I am just wondering at what exact moment a completionBlock is executed on a NSOperation owned by a NSOperationQueue.
On my newest project, a client for Amazon S3 (https://github.com/StudioIstanbul/SIAFAWSClient), I use a NSOperation with a completionBlock for requests to Amazon REST API. The client is able to monitor the status of all scheduled requests via a property on the main class called isBusy. In my operation's completion block I set the value for this property to NO if there are no other operations scheduled in my NSOperationQueue. I now figured out that in some rare cases my current NSOperation is still included in my NSOperationQueue when the completionBlock gets called. This seems a little strange to me. I ended up checking for existence of the current NSOperation in my queue to fix this, but this seems unnecessary from a design point of view.

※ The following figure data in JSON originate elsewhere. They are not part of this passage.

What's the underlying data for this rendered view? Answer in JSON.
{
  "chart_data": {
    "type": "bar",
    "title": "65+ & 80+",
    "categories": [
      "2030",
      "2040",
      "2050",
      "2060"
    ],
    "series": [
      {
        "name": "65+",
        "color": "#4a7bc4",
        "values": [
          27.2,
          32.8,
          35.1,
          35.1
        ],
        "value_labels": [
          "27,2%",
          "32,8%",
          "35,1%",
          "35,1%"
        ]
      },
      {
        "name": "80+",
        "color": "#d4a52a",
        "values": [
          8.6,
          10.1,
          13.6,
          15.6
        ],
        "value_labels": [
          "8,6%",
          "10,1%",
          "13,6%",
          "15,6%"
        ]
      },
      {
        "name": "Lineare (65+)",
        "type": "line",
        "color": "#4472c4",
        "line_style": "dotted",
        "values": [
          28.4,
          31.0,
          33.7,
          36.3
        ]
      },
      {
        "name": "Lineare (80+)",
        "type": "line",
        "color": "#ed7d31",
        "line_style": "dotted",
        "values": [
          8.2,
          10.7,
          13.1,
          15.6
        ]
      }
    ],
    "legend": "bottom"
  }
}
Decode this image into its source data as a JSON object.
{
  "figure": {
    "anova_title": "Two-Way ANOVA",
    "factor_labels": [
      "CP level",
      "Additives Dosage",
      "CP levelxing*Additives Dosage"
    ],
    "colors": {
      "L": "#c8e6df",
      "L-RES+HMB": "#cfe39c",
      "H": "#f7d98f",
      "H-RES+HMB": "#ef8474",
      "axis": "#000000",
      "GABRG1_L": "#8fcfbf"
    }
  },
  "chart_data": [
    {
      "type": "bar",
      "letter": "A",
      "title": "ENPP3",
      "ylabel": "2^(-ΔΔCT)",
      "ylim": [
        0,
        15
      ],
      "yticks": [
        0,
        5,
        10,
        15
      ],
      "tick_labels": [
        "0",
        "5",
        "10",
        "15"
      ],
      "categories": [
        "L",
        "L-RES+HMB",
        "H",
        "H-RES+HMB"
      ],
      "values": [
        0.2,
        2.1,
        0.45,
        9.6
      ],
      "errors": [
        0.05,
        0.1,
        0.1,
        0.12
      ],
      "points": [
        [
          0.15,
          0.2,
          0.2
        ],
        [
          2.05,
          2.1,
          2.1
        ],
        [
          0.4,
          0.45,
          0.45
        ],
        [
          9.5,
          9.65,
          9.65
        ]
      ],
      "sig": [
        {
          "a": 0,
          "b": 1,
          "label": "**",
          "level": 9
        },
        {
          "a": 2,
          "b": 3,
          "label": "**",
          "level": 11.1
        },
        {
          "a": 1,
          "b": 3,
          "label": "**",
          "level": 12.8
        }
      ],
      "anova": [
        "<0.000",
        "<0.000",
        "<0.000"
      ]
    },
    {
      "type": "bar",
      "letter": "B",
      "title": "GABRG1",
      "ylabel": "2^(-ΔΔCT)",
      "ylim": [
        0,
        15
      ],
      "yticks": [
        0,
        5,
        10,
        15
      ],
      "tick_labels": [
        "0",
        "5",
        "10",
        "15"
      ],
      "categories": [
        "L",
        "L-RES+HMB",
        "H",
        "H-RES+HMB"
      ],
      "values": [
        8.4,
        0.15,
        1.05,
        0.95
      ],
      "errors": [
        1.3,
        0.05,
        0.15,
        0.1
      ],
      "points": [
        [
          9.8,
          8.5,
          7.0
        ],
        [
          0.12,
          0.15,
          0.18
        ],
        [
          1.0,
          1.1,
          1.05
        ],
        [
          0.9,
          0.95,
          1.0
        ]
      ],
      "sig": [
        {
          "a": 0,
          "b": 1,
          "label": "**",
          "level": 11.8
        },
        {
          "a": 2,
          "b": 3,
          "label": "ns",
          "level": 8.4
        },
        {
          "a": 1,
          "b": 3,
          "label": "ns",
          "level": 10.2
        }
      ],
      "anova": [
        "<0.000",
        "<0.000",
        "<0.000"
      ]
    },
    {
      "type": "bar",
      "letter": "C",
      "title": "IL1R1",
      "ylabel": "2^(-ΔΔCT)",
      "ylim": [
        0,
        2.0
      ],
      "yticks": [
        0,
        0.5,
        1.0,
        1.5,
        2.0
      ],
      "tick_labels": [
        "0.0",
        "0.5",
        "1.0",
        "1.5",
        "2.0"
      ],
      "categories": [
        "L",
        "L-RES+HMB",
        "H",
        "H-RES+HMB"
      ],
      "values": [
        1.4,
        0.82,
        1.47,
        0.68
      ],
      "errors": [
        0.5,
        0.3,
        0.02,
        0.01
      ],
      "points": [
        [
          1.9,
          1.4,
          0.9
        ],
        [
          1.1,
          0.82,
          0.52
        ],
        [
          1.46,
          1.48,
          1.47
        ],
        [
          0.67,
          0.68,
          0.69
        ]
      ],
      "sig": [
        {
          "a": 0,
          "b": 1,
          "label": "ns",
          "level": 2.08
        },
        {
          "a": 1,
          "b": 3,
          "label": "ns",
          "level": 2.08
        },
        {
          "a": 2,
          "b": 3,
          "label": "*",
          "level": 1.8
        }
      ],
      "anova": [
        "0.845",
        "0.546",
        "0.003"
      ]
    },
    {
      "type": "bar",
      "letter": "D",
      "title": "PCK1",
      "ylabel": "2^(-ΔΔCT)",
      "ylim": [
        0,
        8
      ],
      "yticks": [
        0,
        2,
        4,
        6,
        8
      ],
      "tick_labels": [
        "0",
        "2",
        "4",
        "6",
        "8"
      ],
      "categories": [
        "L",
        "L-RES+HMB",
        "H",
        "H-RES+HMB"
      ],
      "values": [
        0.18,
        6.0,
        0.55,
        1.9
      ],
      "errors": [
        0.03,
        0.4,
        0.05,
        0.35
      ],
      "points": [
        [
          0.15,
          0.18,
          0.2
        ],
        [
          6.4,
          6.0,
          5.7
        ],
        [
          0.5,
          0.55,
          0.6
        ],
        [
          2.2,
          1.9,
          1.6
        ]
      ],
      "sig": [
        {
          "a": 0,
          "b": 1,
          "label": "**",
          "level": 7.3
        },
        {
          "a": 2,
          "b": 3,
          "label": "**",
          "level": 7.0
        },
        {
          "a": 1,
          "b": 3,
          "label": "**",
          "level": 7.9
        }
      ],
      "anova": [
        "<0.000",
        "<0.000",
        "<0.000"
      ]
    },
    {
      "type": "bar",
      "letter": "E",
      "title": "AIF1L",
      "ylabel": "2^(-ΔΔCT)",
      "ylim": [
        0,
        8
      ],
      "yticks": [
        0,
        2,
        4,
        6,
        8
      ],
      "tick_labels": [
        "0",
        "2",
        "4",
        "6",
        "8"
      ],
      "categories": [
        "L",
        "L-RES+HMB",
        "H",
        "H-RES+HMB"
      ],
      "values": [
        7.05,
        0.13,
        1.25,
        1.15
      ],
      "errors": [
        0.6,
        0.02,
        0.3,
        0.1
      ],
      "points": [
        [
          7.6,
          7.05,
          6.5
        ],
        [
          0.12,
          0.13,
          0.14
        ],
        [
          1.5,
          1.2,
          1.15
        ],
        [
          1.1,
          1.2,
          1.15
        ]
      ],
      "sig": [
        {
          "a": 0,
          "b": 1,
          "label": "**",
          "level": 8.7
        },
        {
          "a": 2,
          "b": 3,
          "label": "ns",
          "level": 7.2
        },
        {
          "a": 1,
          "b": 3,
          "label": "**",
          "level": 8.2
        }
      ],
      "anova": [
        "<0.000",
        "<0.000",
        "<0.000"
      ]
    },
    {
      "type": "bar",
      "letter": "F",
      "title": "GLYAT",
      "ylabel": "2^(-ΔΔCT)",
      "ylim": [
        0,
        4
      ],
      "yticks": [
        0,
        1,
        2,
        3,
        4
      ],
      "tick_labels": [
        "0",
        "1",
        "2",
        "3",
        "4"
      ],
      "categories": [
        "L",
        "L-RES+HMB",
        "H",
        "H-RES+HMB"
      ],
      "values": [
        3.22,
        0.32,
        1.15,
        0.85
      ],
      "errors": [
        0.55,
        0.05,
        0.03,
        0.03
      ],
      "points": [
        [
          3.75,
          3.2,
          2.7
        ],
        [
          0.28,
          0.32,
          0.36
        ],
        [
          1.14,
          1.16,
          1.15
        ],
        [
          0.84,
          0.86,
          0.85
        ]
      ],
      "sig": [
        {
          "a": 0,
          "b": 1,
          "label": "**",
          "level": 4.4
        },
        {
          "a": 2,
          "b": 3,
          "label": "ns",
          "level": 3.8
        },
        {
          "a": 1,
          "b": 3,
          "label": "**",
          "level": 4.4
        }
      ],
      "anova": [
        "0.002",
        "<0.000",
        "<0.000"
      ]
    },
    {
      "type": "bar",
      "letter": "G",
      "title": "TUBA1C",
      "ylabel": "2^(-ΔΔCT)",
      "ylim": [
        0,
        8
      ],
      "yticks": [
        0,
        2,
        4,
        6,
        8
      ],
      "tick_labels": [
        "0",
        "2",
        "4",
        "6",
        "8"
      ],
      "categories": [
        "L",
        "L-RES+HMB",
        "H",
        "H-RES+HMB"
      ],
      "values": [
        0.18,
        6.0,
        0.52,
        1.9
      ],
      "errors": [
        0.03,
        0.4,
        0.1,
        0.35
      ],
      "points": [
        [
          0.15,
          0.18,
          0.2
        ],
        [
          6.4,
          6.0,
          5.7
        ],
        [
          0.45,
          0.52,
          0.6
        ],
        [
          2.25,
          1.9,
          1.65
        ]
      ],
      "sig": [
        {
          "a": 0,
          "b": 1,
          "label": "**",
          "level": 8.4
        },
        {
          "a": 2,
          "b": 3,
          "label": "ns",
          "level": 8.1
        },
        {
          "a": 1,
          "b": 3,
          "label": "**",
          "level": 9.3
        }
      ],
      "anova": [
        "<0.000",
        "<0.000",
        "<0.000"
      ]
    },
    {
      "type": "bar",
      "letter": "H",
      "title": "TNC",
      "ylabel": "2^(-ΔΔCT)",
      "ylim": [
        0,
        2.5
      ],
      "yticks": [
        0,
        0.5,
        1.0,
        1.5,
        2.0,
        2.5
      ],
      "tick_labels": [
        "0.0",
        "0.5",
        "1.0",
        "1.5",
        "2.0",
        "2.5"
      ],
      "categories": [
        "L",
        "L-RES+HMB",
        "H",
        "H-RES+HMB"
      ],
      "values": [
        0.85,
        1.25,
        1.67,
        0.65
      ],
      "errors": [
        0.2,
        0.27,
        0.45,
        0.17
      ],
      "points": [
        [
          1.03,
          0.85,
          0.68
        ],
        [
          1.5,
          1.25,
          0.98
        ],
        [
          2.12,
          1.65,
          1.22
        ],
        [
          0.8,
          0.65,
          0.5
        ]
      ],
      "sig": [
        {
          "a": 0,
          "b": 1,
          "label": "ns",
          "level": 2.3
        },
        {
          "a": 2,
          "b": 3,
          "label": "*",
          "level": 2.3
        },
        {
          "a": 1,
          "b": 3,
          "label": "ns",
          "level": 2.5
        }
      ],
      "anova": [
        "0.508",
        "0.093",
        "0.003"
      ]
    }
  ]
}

__weak AWSOperation* thisOperation = operation;
[operation setCompletionBlock:^{
if (self.operationQueue.operationCount <= 0
|| (self.operationQueue.operationCount == 1
&& [self.operationQueue.operations objectAtIndex:0] == thisOperation)) {
[self willChangeValueForKey:@"isBusy"];
_isBusy = NO;
[self didChangeValueForKey:@"isBusy"];
}
}];
Does anybody have more information on this behavior?